Today would have been President Ronald Reagan’s 94th birthday.
Jeff Harrell:

President Reagan meant a lot to me. I never met the man, nor did I ever vote for him; I was two weeks shy of my eighth birthday when he was first elected to the White House. But growing up in the Reagan era, I couldn’t help but be influenced by his policies, his philosophies and most of all his presence. He was just there, like a permanent fixture, and I grew up around him.
Likewise with me. I vividly remember President Reagan’s first inauguration, watching the coverage on television the afternoon and evening after I got home from school. First, at the sitter who take care of several children after school while their parents were still working, and later, with my parents, over dinner.
As with Jeff, President Reagan has influenced me even more as I got older, and took more of an interest in politics. Many consider FDR the greatest president of the 20th century, but I would have to disagree. FDR offered shorter-term solutions to short-term problems that have blossomed in to a monster federal bureaucracy. FDR may have done most of the work toward winning the Second World War, but he did so while allowing the evil influence of communism to spread throughout Asia, Eastern Europe, and even within the ranks of his own administration. He left us the Cold War.

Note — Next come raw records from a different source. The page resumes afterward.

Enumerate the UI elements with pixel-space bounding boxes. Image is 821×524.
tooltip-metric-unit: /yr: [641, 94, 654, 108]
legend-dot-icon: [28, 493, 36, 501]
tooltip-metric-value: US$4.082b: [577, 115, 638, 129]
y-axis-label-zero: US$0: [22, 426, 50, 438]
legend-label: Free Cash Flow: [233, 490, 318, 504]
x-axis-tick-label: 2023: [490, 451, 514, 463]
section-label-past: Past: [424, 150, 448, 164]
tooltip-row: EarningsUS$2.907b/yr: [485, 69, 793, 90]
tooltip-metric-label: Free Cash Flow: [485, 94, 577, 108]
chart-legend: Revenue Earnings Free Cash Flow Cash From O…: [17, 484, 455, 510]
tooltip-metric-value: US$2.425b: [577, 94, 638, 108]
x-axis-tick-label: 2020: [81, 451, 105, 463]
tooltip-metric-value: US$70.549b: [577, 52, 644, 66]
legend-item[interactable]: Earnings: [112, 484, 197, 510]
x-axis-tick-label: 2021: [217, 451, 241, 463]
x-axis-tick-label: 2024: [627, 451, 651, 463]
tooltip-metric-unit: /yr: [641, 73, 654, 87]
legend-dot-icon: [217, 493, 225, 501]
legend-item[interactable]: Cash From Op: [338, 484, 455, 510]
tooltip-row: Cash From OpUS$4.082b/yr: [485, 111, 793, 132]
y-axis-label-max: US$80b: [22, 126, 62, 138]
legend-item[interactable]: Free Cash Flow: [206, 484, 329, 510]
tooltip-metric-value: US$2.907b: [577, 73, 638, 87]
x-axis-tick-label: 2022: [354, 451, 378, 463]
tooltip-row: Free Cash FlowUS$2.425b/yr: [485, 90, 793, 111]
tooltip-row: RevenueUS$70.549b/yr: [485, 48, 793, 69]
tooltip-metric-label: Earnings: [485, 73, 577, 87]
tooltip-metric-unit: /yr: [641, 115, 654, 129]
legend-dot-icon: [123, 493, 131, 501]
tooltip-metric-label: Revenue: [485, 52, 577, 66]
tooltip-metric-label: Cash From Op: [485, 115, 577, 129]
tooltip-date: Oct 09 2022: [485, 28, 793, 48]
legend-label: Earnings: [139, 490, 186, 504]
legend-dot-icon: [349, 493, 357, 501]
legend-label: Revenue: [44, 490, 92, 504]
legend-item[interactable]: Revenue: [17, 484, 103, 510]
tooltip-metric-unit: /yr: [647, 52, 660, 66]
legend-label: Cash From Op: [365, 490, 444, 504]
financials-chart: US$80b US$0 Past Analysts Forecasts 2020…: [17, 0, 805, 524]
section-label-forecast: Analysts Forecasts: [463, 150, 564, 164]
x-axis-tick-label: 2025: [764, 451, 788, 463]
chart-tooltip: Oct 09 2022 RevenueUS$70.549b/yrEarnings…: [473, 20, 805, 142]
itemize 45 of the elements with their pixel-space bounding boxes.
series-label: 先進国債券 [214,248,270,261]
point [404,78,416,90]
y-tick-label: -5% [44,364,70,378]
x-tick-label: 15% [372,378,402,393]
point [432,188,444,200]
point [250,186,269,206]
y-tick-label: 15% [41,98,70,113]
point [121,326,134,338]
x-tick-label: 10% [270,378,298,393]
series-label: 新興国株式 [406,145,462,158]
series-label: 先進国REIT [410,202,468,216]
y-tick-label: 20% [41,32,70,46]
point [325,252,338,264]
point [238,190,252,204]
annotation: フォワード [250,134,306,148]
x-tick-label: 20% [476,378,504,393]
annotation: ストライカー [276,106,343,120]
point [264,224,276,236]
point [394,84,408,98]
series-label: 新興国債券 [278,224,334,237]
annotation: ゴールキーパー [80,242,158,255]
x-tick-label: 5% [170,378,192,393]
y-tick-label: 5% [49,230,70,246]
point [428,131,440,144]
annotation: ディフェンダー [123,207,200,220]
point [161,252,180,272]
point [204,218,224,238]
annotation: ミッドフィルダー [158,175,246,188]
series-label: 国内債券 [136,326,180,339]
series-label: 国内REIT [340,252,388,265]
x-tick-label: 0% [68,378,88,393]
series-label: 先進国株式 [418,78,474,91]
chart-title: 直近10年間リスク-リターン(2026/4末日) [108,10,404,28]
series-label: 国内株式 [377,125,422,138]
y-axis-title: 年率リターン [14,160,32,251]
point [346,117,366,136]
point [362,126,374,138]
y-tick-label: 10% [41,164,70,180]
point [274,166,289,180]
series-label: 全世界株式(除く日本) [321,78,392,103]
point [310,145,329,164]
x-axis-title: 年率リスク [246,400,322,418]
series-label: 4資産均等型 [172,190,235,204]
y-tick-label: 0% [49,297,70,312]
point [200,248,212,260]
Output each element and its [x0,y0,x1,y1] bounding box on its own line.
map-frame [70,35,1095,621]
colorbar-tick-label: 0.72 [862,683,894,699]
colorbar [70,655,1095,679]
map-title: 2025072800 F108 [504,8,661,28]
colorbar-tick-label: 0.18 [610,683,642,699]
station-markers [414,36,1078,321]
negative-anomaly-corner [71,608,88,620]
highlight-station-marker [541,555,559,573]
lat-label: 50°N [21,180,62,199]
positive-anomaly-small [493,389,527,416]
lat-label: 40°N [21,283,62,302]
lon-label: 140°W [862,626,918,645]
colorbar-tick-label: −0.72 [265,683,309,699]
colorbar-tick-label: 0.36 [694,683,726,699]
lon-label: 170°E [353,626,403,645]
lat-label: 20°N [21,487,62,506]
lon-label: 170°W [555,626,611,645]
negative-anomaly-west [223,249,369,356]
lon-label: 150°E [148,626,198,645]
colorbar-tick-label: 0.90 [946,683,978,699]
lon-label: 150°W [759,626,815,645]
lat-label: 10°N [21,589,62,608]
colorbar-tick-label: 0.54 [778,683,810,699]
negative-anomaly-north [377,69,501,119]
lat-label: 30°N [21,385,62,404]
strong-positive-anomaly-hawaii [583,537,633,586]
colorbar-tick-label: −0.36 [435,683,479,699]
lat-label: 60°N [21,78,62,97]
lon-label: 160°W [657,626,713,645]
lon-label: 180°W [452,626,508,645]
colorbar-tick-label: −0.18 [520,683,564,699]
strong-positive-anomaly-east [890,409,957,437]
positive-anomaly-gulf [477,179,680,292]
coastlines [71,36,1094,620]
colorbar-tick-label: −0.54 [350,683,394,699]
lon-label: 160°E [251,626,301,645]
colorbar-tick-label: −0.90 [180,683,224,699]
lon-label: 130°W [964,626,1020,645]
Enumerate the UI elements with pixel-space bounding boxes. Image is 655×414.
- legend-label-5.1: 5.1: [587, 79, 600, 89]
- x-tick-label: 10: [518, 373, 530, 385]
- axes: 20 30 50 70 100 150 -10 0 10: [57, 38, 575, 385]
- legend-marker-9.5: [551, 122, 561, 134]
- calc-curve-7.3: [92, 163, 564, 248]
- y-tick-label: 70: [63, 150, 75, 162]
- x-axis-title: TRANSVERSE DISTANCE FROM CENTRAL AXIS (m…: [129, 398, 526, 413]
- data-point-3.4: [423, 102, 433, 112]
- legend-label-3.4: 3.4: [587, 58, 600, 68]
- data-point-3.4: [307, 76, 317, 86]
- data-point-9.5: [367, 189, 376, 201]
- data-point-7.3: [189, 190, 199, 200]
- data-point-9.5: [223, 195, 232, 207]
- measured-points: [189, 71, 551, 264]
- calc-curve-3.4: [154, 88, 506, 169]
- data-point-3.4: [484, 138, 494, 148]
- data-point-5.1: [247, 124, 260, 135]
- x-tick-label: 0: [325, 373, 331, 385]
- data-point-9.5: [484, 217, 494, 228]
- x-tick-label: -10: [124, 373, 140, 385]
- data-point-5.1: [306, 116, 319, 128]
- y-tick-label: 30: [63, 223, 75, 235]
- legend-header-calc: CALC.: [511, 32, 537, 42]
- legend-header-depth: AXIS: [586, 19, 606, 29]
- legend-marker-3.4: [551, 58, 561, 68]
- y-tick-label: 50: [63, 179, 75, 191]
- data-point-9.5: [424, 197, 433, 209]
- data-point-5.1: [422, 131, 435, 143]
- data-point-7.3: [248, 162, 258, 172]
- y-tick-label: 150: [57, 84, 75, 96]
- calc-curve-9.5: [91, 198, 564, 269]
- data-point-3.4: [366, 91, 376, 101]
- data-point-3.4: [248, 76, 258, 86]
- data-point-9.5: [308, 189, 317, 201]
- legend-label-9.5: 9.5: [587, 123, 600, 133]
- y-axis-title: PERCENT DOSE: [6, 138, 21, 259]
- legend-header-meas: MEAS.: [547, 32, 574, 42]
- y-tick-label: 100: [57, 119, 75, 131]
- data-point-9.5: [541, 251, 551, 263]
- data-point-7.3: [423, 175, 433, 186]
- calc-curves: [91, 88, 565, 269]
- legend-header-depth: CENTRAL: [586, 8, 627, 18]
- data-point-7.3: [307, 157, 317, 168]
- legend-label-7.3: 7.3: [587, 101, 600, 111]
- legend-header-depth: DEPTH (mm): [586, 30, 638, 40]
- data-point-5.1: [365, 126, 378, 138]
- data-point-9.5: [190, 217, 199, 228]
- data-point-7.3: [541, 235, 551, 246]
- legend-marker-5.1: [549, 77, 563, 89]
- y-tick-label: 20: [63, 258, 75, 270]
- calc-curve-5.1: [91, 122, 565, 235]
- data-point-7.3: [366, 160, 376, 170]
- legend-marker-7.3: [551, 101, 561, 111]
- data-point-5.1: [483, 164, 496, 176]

Which Reagan won. The left called Reagan crazy, a cowboy (sound familiar?), one who would get us in to a nuclear war with the Soviet Union. Instead, Reagan won victory after victory after victory against the Soviets, without a missile ever being launched. At the same time, he oversaw the greatest eight-year period of growth our nation has ever enjoyed. For me, and many others, it’s Ronald Wilson Reagan who stands on the shoulders of giants in the 20th century.